With USAID support, the independent National Elections Commission and Anti-Corruption Commission held a joint conference on political parties and anti-corruption in advance of the March 17 presidential elections. Two senior officials from Indonesia and Australia were asked to share regional lessons learned on topics including vote buying, electoral corruption and court procedures. There were engaging questions from Members of Parliament on what legislative requirements are needed to limit corruption in elections.
USAID has invited a representative from the Ministry of Finance to be a liaison on the Country Development Cooperation Strategy (CDCS). USAID is the first development partner to include a government representative at this early stage of strategy development. The Minister of Finance applauded the cooperation and said that USAID is the first donor to invite host-country representatives to participate in the strategy development process. USAID Timor Leste is a strong supporter of the g7+ New Deal for Engagement with Fragile States and host-country-driven development.

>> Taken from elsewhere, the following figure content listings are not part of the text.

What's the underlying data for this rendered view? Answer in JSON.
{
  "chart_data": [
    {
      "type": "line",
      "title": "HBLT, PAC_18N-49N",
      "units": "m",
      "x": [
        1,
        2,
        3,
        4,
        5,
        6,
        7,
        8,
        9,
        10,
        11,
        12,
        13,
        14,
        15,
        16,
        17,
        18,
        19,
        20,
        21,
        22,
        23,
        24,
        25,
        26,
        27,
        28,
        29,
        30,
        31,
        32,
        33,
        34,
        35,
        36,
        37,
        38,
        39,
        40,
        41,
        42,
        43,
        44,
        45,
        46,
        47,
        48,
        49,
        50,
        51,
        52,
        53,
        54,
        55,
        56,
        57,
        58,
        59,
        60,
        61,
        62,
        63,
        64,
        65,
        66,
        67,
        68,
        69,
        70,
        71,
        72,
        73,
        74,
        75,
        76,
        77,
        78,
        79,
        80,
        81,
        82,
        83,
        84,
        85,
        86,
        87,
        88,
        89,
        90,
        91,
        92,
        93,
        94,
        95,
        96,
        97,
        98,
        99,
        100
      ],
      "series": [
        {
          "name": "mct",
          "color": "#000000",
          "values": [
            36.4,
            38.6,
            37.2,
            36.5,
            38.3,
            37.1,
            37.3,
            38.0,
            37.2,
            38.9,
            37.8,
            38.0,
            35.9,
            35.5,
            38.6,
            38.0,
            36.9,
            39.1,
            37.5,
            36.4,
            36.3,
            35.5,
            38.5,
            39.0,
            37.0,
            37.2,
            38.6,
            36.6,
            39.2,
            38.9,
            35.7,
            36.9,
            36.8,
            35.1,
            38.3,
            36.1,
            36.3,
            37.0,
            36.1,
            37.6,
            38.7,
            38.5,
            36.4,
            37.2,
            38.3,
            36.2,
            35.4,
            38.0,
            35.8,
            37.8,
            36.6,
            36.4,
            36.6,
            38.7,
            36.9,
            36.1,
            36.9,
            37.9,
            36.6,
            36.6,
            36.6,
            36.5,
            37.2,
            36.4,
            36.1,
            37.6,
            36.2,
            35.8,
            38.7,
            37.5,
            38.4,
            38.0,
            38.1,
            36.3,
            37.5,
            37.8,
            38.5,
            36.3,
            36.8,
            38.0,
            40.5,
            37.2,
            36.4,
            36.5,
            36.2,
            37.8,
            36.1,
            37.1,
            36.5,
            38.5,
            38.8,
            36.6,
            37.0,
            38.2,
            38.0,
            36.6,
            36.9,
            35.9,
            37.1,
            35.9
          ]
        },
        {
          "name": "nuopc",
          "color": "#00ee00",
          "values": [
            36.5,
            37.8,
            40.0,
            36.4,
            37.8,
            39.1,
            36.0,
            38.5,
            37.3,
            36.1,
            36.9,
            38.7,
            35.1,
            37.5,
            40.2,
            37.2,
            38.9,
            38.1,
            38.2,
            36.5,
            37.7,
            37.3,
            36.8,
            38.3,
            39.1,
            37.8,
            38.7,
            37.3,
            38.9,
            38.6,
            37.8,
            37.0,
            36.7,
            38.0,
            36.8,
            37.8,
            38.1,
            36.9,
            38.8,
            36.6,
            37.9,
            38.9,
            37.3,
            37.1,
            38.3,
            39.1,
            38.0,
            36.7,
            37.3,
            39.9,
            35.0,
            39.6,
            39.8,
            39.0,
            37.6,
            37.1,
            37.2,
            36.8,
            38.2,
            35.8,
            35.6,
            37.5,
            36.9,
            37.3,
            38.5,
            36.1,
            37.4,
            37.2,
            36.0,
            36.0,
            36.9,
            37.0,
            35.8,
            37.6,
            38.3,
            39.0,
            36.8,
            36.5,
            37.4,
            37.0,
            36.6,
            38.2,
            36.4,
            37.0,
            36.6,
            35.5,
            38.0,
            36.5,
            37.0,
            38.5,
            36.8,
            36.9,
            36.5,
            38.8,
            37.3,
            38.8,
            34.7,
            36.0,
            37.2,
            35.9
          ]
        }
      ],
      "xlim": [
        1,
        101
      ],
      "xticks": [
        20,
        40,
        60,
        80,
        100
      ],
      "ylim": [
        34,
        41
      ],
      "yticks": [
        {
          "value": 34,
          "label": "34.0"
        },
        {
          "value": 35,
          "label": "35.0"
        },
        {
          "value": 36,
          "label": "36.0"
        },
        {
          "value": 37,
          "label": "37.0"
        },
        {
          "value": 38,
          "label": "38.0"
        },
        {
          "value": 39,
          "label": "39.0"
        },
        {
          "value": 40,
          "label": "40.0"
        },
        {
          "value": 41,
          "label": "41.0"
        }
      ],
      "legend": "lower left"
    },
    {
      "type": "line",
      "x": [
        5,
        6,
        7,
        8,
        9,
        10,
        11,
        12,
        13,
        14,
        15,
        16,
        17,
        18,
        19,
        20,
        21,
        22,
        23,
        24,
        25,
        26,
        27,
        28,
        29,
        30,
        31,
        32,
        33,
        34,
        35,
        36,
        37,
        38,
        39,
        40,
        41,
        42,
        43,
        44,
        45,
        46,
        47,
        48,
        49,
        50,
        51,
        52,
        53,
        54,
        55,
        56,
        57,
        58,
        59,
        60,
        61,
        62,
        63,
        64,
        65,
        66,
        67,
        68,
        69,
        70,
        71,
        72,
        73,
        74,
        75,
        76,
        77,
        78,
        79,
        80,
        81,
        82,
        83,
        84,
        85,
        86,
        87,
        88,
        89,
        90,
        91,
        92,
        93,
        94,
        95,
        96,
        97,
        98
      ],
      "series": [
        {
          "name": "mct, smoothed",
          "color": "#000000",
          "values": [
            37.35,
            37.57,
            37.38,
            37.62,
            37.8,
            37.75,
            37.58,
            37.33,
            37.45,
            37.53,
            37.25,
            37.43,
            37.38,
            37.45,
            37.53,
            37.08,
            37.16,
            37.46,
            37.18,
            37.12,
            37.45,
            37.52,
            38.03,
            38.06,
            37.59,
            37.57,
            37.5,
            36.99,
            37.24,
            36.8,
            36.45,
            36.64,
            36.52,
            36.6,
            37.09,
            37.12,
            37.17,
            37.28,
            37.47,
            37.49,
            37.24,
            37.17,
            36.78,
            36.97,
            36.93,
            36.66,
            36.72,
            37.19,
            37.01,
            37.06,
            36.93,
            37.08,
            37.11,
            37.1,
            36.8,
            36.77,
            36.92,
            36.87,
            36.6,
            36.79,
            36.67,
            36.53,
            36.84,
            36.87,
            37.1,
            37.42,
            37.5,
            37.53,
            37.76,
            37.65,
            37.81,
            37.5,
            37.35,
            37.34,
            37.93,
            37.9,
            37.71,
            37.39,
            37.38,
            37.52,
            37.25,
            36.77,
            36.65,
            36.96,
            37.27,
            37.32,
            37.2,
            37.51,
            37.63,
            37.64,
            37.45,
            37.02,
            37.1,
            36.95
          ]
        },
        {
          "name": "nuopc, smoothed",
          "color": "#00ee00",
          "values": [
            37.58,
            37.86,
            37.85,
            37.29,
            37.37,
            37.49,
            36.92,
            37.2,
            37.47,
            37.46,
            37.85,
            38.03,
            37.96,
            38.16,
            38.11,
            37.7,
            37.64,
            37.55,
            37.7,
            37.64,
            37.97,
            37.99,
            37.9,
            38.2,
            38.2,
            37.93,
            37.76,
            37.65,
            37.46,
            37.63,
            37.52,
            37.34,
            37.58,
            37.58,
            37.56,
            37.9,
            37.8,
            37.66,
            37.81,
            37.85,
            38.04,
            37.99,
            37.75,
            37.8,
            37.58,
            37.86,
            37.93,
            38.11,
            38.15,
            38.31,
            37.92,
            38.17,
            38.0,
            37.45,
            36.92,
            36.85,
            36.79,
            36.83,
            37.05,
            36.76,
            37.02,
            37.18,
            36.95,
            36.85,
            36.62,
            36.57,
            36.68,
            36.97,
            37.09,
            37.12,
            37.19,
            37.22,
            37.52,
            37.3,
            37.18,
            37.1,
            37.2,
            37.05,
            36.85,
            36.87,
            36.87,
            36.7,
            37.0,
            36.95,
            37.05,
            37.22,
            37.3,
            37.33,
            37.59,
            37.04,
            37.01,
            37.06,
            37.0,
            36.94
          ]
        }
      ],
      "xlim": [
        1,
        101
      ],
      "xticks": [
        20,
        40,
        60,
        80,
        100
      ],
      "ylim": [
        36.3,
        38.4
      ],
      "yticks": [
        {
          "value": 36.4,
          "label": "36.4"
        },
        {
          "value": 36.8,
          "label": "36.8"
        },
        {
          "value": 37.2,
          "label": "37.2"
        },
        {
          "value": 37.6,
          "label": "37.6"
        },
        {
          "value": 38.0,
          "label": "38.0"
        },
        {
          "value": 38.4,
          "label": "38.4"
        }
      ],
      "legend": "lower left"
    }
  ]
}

USAID's health program, Hadiak, this week brought ten Indonesian skilled midwives to Timor-Leste to fill in temporarily while the Ministry of Health trains its own midwives. The Indonesian midwives and their extra skills will be assigned to areas in the country where the need is greatest. The deployment will also improve infant and child immunization rates.
The USAID-MCC anticorruption project took advantage of the presence of USAID Office of the Inspector General (OIG) investigators in Dili to share their expertise with the independent Anti-Corruption Commission on the challenges of handling internal fraud and corruption investigations. The OIG special agents worked directly with Commission investigators and offered investigative assistance on cases of mutual interest within Timor-Leste. The Commission invited the special agents to return in the future to provide further investigations training.
USAID's community horticulture project was highlighted at an international conference in Dili in early February. Participating farmers brought their produce and their entrepreneurial expertise to an exhibition of best practices at the Forum for Inclusive Growth, sponsored by the Government of Timor-Leste and UNDP, to identify opportunities for spurring private-sector growth.
Judge Counsellor Dra. Maria Natercia Perriera Gusmao at the Court of Appeal formally expressed her thanks to USAID this week for providing office furniture and IT hardware to the court. The desks, chairs, filing cabinets and computers will allow seven newly-trained auditors to start work immediately within the soon-to-be-formed High Administrative, Tax and Audit Court (HATAC). The furniture and computers were transferred from USAID's Justice Institutions Strengthening Project, which will close at the end of March.
Parliamentarian Manuel Tilman, head of Parliament’s Committee C on Economy, Finance and Anti-Corruption, this week launched a new Anti-Corruption Desk Reference developed at his request with help from the USAID-MCC anti-corruption project. The reference includes all the current legislation related to corruption and other useful resources. Tilman said that the reference will “strengthen the debate by Parliamentarians and reduce our reliance on foreign advisors.
International Anti-Corruption Day on Dec. 9 was widely marked in Timor-Leste last week. The head of the independent Anti-Corruption Commission announced the results of a recent USAID-funded survey in Timor-Leste indicating growing concern about corruption. Speakers lauded the U.S. Government for its continuing support for anti-corruption initiatives, including USAID's technical, policy and legal support for the Anti-Corruption Commission, funded in part by the MCC.